Networking matters a LOT if unemployed
When you’re out of work, it’s easy to get caught up in the job listing / job application cycle. Where you let what’s publicly available guide your search. But three things very wrong with that:
- Not all jobs are listed publicly. So you never hear about them.
- You still have to get through the screening process. And of course, all the competition.
- Not all jobs are fully approved yet. And some may only be vague ideas at this time.
- People who know people often get preference — for both listed jobs and those still being born!
So you have to do something that gets you past the SOSO (same old same old) techniques everyone else is relying on. And networking is your most powerful ally for making that happen for yourself. Especially if you’re unemployed. Here’s why…
First, networking matters to help get you past hiring managers who prefer employed people. Not fair — and not even smart hiring practice — but that’s just the way it is for some people. Luckily, not as true anymore. Still, good to be aware of this possibility.
But also, after a while being unemployed just eats at you. It eats at your confidence. And it eats at your energy. And this can show in interviews.
So having someone pulling for you — hopefully recommending you — can not only give you that oh so important “in” with the company. But it can also help you feel better about yourself. And THAT shows too.
My friend’s networking story
After many years building up her marketing skills, my friend got told she was being laid off. She figured it would take her a while, but she was confident she’d find something. And then the months passed with no offers. Some maybes, but nothing real.
And then COVID hit. Oh no! I can tell you she was not her old confident self anymore. And she was worried about how long this might go on. But she kept up her networking with old employers, college contacts, friends, family, and even LinkedIn connections. And eventually she heard of a really wonderful job with a major social media company.
And, to strengthen the point about why networking matters so much … she was already interviewing for the job as it was being created. It was never listed anywhere. But she is happily working there now — from home. And loves her new job!

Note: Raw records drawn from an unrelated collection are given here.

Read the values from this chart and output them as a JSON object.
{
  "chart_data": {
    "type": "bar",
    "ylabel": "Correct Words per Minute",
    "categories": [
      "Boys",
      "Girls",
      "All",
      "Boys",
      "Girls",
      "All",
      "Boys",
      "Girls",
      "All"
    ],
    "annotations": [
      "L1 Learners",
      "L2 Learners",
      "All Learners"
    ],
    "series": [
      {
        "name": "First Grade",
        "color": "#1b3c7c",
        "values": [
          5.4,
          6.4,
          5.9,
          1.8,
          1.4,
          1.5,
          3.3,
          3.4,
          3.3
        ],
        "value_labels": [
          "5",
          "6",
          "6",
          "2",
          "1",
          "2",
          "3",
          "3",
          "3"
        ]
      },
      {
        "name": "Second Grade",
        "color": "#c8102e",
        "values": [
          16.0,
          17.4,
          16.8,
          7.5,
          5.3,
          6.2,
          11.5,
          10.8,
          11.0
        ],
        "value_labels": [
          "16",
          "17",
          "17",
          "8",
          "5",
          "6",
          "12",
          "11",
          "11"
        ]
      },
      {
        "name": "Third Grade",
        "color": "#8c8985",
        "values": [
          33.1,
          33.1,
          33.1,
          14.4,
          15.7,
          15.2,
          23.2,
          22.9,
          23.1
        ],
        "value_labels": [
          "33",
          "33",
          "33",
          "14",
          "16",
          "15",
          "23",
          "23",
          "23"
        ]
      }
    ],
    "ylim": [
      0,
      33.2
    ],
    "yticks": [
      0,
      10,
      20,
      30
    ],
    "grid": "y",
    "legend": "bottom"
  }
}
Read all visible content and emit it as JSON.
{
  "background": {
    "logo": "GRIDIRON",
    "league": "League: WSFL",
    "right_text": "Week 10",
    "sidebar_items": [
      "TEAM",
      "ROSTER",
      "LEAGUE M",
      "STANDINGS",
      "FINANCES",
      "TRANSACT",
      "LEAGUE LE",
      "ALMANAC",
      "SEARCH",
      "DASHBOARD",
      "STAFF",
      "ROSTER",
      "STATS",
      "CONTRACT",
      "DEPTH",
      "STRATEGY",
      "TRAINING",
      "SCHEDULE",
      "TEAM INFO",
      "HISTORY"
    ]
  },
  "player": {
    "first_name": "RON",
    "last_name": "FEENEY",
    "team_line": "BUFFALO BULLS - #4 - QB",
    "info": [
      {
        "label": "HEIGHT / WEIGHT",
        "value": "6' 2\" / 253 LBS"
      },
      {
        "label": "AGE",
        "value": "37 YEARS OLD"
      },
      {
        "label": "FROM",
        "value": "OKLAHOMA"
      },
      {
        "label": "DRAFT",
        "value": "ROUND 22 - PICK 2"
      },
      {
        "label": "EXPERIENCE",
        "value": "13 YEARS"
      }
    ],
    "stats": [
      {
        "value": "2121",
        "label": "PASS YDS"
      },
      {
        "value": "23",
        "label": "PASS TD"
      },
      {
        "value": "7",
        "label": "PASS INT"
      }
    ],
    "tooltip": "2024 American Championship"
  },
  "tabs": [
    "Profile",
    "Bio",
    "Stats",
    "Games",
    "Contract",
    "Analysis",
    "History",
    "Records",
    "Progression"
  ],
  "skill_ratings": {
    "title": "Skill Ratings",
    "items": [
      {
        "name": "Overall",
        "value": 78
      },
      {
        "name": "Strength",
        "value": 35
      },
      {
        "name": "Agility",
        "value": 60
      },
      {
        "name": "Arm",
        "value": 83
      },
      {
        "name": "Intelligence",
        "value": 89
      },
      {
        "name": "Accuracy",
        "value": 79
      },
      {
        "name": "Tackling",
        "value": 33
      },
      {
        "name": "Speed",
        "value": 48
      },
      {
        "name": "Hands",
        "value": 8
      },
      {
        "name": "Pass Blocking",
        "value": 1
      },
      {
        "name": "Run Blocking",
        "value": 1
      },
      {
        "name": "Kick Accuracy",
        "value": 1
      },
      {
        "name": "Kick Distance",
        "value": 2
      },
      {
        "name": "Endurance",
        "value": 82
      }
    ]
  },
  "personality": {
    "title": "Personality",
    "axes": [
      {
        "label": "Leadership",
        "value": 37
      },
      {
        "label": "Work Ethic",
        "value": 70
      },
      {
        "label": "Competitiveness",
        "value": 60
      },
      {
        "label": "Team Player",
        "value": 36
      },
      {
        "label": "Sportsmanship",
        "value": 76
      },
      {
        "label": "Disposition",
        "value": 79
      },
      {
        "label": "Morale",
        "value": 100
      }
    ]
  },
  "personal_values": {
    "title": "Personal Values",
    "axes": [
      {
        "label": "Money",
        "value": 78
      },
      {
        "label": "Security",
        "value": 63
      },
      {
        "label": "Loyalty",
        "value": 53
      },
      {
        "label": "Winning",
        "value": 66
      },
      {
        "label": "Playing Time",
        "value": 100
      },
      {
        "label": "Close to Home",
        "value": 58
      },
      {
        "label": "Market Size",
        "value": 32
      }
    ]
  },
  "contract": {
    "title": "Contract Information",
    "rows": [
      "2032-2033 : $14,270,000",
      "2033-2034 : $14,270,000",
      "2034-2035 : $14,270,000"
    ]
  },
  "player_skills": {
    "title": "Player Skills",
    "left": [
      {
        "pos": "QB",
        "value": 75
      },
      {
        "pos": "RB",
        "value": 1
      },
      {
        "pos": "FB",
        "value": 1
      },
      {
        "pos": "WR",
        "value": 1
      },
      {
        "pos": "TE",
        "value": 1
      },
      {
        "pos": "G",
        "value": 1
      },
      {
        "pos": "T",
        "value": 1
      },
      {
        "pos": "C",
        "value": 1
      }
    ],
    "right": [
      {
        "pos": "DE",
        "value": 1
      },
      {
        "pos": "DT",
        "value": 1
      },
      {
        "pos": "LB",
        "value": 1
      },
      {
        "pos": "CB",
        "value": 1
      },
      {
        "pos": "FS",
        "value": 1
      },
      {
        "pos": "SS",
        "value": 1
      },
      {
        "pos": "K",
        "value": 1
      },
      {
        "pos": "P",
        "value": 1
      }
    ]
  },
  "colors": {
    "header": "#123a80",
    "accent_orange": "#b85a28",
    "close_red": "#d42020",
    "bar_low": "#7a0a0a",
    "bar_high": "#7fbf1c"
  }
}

I’ve also gotten unlisted jobs through networking. One through an old college friend. And two through people I had worked with earlier. So even if it takes a while, please know that networking really is one of the best ways to get yourself hired. Whether you’re between jobs or not.
Some networking tips:
- Networking is relationship building. Not just need based.
- Friendly conversation — not urgent desperation.
- Help people see your positive vision and determination.
- People who believe in you will want to help if they can.
- Networking is an ongoing, two-way street.
- It needs to be about more than just you and your needs!